En su ensayo La Locura Que Viene de las Ninfas, Roberto Calasso explora cómo la posesión, de ser para los griegos un hecho natural y en algunos casos altamente deseable, pasó a ser, para el hombre moderno, algo a lo que había que rehuir: una enfermedad, generalmente una de las tantas manifestaciones de la locura. La posesión entendida no necesariamente como el evento extraordinario de una posesión demoniaca o un trance místico, sino como el hecho casi cotidiano de ser poseído por algo: como puede ser la alegría, la ira, la pasión erótica. La circulación de una energía que no sólo se encuentra dentro de nosotros sino también en el mundo. Calasso explica que con la llegada de la mentalidad apolínea, estas posesiones-pasiones fueron reguladas, bajo la sombra métrica de Apolo. Y actualmente no queremos mirar el contenido de nuestra sombra. Todo aquello que nos produce una sensación desagradable, todo lo “negativo”, debe de ser desechado rápidamente –tan rápido como tarda tomar una pastilla.
¿Por qué no dejarse poseer por la tristeza cuando esta llega? ¿Por que no sentir la ira en toda su feroz desmesura cuando esta se presenta (como le sucedió a Aquiles)? Y sobre todo, ¿por qué no sentir la locura que viene de las ninfas, si somos tan afortunados de que esta se manifieste? Acaso porque somos una sociedad civilizada, que ha domado y sofisticado su instinto ¿Pero no es ese instinto precisamente lo que nos hace humanos en principio? Lo animal, sí, pero también el ánima, lo que anima y enciende el mundo, el espíritu.

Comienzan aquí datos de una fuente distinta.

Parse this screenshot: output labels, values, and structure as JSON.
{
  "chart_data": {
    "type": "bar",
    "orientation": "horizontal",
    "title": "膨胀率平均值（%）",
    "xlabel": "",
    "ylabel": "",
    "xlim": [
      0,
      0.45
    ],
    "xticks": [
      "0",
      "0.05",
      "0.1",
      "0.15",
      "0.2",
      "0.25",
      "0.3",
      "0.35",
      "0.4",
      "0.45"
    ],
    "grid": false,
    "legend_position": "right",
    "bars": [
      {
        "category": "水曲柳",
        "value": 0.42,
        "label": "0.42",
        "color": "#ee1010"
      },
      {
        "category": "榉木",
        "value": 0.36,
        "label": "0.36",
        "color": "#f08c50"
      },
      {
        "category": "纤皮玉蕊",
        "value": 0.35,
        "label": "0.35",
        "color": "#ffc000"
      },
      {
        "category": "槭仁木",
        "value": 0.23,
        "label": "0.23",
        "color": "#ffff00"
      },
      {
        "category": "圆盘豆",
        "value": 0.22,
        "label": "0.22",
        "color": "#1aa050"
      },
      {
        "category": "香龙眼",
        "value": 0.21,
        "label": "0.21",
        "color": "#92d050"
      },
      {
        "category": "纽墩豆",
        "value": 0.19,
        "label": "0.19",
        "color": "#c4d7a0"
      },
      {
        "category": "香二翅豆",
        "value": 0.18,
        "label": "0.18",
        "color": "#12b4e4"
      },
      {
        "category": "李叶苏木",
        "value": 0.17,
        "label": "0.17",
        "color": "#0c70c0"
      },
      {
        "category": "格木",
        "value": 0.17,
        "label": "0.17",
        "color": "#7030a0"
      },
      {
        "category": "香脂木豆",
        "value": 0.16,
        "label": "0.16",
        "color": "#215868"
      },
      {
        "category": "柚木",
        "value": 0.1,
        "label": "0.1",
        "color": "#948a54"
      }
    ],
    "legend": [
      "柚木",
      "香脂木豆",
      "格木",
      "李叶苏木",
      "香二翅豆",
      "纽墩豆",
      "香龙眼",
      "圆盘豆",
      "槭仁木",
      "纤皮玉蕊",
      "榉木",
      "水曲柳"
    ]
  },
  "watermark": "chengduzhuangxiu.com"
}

La enfermedad es generalmente el resultado de un proceso psíquico que se ha bloqueado (coloquialmente podríamos decir “traes un dios atorado”). En muchos casos la enfermedad sólo es enfermedad porque no se deja ser –el agua debe de fluir porque de otra forma engendra pestilencia. Este es el caso evidente de la neurosis; el instinto sexual, el líbido se convierte en una afectación mental solamente porque se reprime (en otras palabras si nos dejaramos poseer, prontamente estaríamos relajados: acaso disfrutando de la estela brillante que deja Eros en nosotros). (Esta posesión del instinto sexual no significa una violencia, significa sentir la energía sexual con la cual nos encontramos en ese momento: algo que perfectamente puede hacerse respirando el aire, contemplando un árbol y sintiendo nuestro cuerpo).

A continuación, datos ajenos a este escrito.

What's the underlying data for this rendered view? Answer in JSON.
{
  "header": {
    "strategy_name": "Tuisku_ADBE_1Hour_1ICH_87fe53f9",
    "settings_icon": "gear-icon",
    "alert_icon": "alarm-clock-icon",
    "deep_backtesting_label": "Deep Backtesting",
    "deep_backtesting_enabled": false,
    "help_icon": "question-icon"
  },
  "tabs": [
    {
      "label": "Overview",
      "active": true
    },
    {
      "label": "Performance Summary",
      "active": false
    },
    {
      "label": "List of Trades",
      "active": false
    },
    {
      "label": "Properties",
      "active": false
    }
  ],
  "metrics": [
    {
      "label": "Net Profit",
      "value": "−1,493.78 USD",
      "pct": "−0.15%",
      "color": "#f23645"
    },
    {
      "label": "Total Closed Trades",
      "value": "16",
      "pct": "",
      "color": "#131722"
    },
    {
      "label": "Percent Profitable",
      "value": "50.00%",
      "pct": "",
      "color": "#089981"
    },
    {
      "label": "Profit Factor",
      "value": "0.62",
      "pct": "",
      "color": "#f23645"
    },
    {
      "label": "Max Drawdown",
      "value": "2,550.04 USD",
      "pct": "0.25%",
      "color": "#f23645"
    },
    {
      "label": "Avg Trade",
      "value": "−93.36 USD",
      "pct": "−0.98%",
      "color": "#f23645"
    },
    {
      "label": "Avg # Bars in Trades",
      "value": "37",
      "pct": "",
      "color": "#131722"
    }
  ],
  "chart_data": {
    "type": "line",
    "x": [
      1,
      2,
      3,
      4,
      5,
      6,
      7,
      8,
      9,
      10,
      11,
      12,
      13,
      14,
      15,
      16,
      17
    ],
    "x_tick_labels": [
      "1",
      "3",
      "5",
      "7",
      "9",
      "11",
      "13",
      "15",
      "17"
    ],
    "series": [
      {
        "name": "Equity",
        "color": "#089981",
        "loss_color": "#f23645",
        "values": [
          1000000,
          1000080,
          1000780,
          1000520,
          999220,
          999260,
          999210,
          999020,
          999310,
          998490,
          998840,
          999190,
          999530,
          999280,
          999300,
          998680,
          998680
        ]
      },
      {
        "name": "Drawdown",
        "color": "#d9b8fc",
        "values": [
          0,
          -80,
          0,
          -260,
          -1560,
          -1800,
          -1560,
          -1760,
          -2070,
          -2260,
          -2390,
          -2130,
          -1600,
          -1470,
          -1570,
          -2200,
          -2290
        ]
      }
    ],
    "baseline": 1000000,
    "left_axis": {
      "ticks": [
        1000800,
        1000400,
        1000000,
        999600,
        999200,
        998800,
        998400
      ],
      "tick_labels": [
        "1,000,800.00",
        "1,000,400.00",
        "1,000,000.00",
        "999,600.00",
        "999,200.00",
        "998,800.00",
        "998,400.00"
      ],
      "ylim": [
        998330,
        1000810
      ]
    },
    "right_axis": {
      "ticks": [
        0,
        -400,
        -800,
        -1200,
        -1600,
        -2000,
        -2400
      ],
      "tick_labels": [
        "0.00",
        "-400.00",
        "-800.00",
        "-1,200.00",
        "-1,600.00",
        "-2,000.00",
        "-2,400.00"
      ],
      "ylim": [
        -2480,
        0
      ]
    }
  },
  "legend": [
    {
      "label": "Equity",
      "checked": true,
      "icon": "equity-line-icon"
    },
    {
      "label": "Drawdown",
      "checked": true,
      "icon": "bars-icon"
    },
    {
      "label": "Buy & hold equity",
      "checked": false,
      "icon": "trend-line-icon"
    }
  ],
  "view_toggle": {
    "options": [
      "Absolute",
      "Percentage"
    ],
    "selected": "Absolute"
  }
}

Estas enfermedades que medicamos para no sentirlas, son también lo que nos libera, lo que nos hace, al menos en el momento de su posesión, dioses. En el Fedro, nos recuerda Calasso, Sócrates señala que a través del “justo delirar”[2] se puede alcanzar la liberación de los males. Y que la manía –que hoy siempre connota una enfermedad– es más bella que la sophrosyne, la mesura. Esto es porque “la manía nace del dios” mientras que la sophrosyne “nace entre hombres”. Literalmente estamos “medicando” –mesurando– aquello que nace de los dioses en nosotros.